The recent High Court of Australia decision in Qantas Airways Limited v Transport Workers Union of Australia confirms that an employer is prohibited from taking adverse action against an employee to prevent the exercise of a future workplace right. The decision is all about the preclusion in section 340 of the Fair Work Act which precludes an employer from taking adverse action against a person because the person has, is or proposes to exercise a workplace right.
Late November 2020, Qantas announced that its ground handling operations would be outsourced to third-party suppliers. This resulted in thousands of its employees becoming redundant. Many such employees were members of the Transport Workers Union of Australia (the TWU).
The TWU commenced proceedings. It alleged that the decision to outsource was made to prevent employees from exercising their workplace rights, including to the future right to take industrial action.
Qantas had sound commercial reasons for the outsourcing decision, but it also had additional reasons which were “substantial and operative”. Those additional reasons were to prevent the affected employees from exercising workplace rights to organise and engage in protected industrial action and to participate in bargaining (the future workplace rights). The affected employees could not exercise the future workplace rights at the time of the outsourcing decision. Nevertheless, it was expected at the time of the outsourcing decision that, in the absence of the outsourcing decision, the affected employees would be able to exercise and would in fact exercise the future workplace rights in 2021.
The central issue in the High Court was whether Qantas’ decision to terminate its employees at a time when they only had the future workplace rights, breached section 340(1)(b) of the Act, which prohibits a person from “taking adverse action against another person to prevent the exercise of a workplace right.”
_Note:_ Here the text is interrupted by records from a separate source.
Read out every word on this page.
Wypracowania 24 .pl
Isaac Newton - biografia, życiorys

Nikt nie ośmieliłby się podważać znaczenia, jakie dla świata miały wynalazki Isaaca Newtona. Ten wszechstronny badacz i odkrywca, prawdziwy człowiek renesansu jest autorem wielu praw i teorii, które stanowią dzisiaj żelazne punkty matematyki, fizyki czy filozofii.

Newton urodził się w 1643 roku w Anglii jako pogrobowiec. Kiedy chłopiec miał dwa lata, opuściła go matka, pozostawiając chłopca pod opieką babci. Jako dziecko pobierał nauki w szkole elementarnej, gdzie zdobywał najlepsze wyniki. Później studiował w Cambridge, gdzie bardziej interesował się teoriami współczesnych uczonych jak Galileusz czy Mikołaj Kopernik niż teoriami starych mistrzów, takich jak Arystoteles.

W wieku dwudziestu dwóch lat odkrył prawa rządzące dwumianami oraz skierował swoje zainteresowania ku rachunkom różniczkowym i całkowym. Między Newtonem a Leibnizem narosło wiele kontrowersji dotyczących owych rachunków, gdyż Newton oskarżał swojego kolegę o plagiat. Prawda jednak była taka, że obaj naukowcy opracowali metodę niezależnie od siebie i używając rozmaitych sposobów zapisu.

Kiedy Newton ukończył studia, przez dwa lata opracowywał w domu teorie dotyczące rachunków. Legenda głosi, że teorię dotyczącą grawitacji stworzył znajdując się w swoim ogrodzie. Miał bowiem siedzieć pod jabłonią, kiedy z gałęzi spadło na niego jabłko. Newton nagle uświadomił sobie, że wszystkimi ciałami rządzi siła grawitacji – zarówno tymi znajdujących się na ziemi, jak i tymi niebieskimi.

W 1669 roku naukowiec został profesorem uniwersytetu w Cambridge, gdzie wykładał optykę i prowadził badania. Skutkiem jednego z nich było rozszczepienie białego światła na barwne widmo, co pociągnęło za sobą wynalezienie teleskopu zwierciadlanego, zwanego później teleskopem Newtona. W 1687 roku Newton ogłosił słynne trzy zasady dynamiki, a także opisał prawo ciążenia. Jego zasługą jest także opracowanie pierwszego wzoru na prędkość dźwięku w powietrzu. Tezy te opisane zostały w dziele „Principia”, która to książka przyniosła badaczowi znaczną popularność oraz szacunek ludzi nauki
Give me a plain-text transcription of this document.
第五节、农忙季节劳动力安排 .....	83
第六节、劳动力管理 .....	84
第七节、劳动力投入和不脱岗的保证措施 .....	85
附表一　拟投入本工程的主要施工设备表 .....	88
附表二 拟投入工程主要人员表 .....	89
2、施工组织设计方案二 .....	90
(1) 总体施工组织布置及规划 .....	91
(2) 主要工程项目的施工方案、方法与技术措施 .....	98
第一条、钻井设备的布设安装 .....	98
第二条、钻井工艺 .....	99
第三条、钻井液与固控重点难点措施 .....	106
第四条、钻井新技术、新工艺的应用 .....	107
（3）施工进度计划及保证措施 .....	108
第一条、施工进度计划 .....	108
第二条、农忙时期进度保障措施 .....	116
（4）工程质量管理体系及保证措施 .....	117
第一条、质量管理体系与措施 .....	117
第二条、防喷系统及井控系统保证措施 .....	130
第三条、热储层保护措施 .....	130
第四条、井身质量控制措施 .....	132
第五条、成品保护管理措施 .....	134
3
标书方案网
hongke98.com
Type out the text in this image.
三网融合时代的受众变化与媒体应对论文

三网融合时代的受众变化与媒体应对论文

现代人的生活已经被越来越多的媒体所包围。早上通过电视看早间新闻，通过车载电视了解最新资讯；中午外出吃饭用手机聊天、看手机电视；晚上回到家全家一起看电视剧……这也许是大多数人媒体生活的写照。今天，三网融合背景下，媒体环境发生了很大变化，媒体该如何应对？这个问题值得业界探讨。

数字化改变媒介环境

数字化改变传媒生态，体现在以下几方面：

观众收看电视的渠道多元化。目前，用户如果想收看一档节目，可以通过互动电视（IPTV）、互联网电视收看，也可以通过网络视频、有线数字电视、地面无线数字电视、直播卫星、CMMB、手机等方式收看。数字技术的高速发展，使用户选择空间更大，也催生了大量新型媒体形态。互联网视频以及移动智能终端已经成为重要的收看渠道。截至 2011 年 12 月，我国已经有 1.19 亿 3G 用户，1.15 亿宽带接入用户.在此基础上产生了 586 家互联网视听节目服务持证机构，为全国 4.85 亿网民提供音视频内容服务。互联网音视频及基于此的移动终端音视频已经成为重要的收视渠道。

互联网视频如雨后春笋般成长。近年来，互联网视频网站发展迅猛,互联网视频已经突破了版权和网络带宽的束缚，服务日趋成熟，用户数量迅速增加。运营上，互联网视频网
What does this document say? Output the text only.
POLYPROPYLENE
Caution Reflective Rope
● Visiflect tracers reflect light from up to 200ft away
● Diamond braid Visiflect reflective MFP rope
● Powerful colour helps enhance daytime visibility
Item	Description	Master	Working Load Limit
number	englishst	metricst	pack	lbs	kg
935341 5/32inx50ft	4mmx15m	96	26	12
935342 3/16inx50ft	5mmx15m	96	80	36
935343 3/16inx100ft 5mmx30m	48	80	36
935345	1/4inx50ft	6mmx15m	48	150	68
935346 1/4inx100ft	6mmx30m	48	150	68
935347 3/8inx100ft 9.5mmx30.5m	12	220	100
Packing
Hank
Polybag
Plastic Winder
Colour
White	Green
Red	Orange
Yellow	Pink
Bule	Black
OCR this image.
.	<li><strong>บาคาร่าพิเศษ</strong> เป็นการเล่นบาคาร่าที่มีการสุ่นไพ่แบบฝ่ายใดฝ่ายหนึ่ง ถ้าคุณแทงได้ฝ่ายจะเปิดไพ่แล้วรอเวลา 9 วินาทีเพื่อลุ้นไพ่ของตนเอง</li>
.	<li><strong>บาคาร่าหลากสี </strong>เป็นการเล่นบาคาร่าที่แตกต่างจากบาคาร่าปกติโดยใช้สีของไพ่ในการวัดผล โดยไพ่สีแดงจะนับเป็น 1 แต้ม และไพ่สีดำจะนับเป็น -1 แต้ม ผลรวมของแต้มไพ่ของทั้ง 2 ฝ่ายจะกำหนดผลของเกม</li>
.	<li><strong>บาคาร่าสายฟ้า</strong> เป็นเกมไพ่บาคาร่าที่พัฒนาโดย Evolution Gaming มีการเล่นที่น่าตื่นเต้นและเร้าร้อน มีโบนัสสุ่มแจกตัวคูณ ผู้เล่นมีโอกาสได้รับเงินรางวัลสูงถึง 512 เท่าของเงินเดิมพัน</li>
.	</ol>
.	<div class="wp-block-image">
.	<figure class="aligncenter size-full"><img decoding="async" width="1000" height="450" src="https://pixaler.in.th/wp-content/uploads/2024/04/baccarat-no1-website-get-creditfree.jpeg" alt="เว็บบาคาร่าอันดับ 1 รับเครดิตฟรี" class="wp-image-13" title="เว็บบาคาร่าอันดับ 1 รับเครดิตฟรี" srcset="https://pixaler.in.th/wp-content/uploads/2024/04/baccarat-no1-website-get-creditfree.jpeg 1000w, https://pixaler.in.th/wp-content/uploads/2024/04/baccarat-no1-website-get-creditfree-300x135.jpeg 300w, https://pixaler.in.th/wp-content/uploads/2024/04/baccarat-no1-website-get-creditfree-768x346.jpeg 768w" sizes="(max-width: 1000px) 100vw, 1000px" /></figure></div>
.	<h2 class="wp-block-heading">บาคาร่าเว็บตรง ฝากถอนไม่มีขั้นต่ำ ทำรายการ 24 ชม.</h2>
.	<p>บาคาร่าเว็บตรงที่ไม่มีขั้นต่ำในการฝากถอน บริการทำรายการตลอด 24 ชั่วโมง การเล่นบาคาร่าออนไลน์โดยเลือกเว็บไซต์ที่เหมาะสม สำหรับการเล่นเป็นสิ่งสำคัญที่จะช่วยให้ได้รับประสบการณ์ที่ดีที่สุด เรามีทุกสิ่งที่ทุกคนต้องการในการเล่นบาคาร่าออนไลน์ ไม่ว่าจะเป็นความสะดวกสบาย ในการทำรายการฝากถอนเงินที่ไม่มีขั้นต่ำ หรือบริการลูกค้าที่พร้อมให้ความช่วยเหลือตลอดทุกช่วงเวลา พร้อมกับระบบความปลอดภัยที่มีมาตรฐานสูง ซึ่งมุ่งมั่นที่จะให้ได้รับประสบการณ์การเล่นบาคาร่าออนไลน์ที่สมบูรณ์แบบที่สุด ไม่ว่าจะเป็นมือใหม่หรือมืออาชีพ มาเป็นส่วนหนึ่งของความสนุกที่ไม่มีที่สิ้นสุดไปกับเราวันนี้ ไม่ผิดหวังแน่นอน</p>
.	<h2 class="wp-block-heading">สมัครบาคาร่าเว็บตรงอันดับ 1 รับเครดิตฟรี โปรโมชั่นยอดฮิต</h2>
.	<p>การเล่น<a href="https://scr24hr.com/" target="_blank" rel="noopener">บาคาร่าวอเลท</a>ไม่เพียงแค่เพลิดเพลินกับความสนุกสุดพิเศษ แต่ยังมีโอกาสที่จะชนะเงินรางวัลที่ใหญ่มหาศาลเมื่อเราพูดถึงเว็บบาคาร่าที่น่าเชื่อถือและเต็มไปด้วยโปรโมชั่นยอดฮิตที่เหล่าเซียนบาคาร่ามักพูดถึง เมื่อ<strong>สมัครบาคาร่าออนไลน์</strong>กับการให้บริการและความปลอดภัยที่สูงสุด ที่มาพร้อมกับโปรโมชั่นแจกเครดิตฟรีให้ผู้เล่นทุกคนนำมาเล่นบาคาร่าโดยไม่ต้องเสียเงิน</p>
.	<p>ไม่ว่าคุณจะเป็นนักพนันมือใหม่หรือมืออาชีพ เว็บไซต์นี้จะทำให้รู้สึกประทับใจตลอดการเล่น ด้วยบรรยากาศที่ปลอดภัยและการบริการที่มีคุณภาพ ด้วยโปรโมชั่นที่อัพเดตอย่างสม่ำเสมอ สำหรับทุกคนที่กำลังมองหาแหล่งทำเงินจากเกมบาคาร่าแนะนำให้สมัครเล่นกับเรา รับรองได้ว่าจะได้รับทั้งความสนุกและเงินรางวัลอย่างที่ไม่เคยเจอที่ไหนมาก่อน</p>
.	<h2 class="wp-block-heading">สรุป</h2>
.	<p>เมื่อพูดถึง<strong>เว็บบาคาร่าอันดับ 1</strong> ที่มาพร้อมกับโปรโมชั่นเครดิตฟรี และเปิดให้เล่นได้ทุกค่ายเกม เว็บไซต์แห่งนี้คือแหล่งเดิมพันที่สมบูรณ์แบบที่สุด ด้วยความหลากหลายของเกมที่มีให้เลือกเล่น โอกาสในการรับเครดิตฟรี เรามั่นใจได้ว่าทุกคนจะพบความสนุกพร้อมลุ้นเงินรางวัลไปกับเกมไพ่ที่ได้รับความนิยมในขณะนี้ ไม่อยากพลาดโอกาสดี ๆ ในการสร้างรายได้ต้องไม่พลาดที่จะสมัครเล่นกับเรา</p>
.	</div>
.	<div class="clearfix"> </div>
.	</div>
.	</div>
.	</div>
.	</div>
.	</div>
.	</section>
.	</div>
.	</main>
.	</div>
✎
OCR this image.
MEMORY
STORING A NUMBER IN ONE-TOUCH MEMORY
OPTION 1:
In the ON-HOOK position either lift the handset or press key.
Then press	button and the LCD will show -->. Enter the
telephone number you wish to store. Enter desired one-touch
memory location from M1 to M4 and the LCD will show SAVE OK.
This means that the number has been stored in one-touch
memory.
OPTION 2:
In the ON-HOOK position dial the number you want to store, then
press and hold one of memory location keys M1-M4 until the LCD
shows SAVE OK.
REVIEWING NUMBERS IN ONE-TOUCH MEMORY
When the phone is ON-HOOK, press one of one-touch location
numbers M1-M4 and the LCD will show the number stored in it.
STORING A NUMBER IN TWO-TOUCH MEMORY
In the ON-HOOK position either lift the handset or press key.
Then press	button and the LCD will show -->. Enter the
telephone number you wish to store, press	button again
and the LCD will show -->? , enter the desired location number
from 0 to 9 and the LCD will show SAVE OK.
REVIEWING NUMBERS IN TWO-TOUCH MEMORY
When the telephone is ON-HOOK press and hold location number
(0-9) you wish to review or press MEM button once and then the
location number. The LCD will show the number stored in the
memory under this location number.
The key aspects of the High Court decision are:
section 340(1)(b) of the Act prohibits adverse action against another person if a substantial and operative reason for the action is to prevent the other person from exercising a presently held or “future workplace right”;
if a person’s ability to exercise a workplace right “depends on temporal and circumstantial contingencies”, then the person has a workplace right, even if it is not presently exercisable; and
if the “substantial and operative reason” for taking the adverse action is to prevent the exercise of a future workplace right then it is in breach of section 340(1)(b).
There is no general preclusion against a business outsourcing aspects of its business including labour.
Stating the obvious I know, but limit the reasons for any decision that involves taking adverse action against a person (e.g. termination of employment), to those things that are not past, present or future workplace rights.